Reflecting on how he came to being a man-child of sorts who has taken advantage of, Misha demurs: “Maybe this whole being-had deal is genetic.”  Along this line of thinking, he first turns to his grandmother who was “an ardent Stalinist and faithful contributor to Lenningrad Pravda.”   But his point isn’t that she was had by the Communists she supported.   To be sure, in his flurry to explain himself, he seems to have lost his point regarding the “being-had deal” as “genetic.”   However, he does remember himself in a picture with his grandmother “as an infant…I’m drooling on her. She’s drooling on me.”

This logic, of course, is off.  But that’s the point.  He’s less concerned with the “genetic” origins of his condition then with his present, sad state.  Now, apparently, he is “missing teeth” and has a “dented lower stomach.”  His heart is “bruised” and there is a “kilogram of fat hanging off” his “breastbone.”

Although he reflects on his present state, he doesn’t loose his thought regarding his genetics.  It resurfaces, it seems, in a thought about “where he is writing from” (the title of the prologue).   This place may have something to do with the origin of his schlemiel-condition.  Misha is writing from the “former Soviet republic of Absurdsvani.”  And this place is a “small village populated by the so-called Mountain Jews.”   These Jews are “isolated” and have a “single minded devotion to clan and Yahweh.”  In contrast to the Jews he has grown up with, they are “prehistoric, premammalian even, like some clever miniature dinosaur that once schlepped across the earth, the Haimossaurus.”

This village of Jews – his people -are an odd bunch:

The villagers gathered around me, the dried-out senior citizens, the oily teenagers, the heavy local gangsters…even the confused one-eyed octogenarian rabbi who is now crying on my shoulders, whispering in his bad Russian about what an honor it is to have an important Jew like me in the village. (viii)

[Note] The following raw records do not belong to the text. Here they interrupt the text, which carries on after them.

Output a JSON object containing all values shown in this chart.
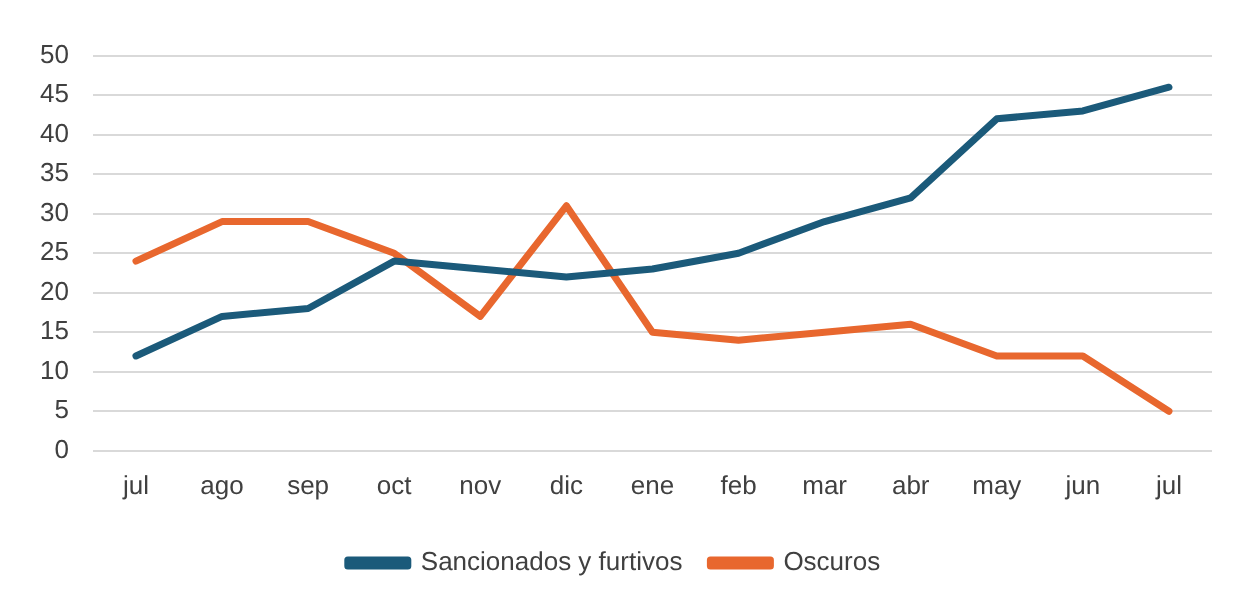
{
  "chart_data": {
    "type": "line",
    "categories": [
      "jul",
      "ago",
      "sep",
      "oct",
      "nov",
      "dic",
      "ene",
      "feb",
      "mar",
      "abr",
      "may",
      "jun",
      "jul"
    ],
    "series": [
      {
        "name": "Sancionados y furtivos",
        "color": "#1b5a7a",
        "values": [
          12,
          17,
          18,
          24,
          23,
          22,
          23,
          25,
          29,
          32,
          42,
          43,
          46
        ]
      },
      {
        "name": "Oscuros",
        "color": "#e8672e",
        "values": [
          24,
          29,
          29,
          25,
          17,
          31,
          15,
          14,
          15,
          16,
          12,
          12,
          5
        ]
      }
    ],
    "ylim": [
      0,
      50
    ],
    "yticks": [
      0,
      5,
      10,
      15,
      20,
      25,
      30,
      35,
      40,
      45,
      50
    ],
    "grid": "y",
    "legend": "bottom",
    "marker": "none",
    "line_style": "solid"
  }
}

Although he is astonished by this odd village of “mountain Jews” and feels touched by their kindness, he tells the reader that he is a “deeply secular Jew” who misses New York City and his old girlfriend Rouenna:

The mountain Jews coddle and cosset me; their hospitality is overwhelming…and yet I yearn to take to the air. To soar across the globe.  To land on the corner of 173rd Street and Vyse, where she is waiting for me.  (viii)

So…where he is writing from (a place of Jews where he feels comfortable with – an important point, as I hope to show, since he has problems with some kinds of Jews; namely, Hasidim) is not where he wants to be. He wants to be somewhere else far from these “pre-historic” origins (which he is not totally at odds with, but cannot settle with).

The prologue ends with him meditating on his “love” in New York City.  And he restates his claim that this book – Absurdistan – is a “book about love.”  But he adds to this one new thought: “it’s also about geography….I am Here.  I am here next to the woman I love.  The city rushes out to locate and affirm me.”

One can end the prologue here, but that would be a mistake.  After all, he’s not there. He’s in a Village of Mountain Jews.  And, in addition to that, he says that this is a novel about love AND about “being-had.”   These last two elements, in contrast to his emphasis on love as the underlying meaning of the book, teach us that this is much more than a novel about love: its also a novel about Jewishness and the schlemiel-who-is-had.

This combination makes for a nuanced schlemiel character.  What I like about this prologue is the suggestion that we read Misha – and the schlemiel character – in terms of a tension between a consciousness of being-had, Jewishness, love, and New York City’s tension with Absurdistan.  This makes for yet another Immigrant-Become-American-Schlemiel story arc.  However, the question is whether or not it ends with the schlemiel it starts off with in the prologue: a schlemiel-in-love, a schlemiel-who-has-been-had, and a schlemiel-in-search-of-home.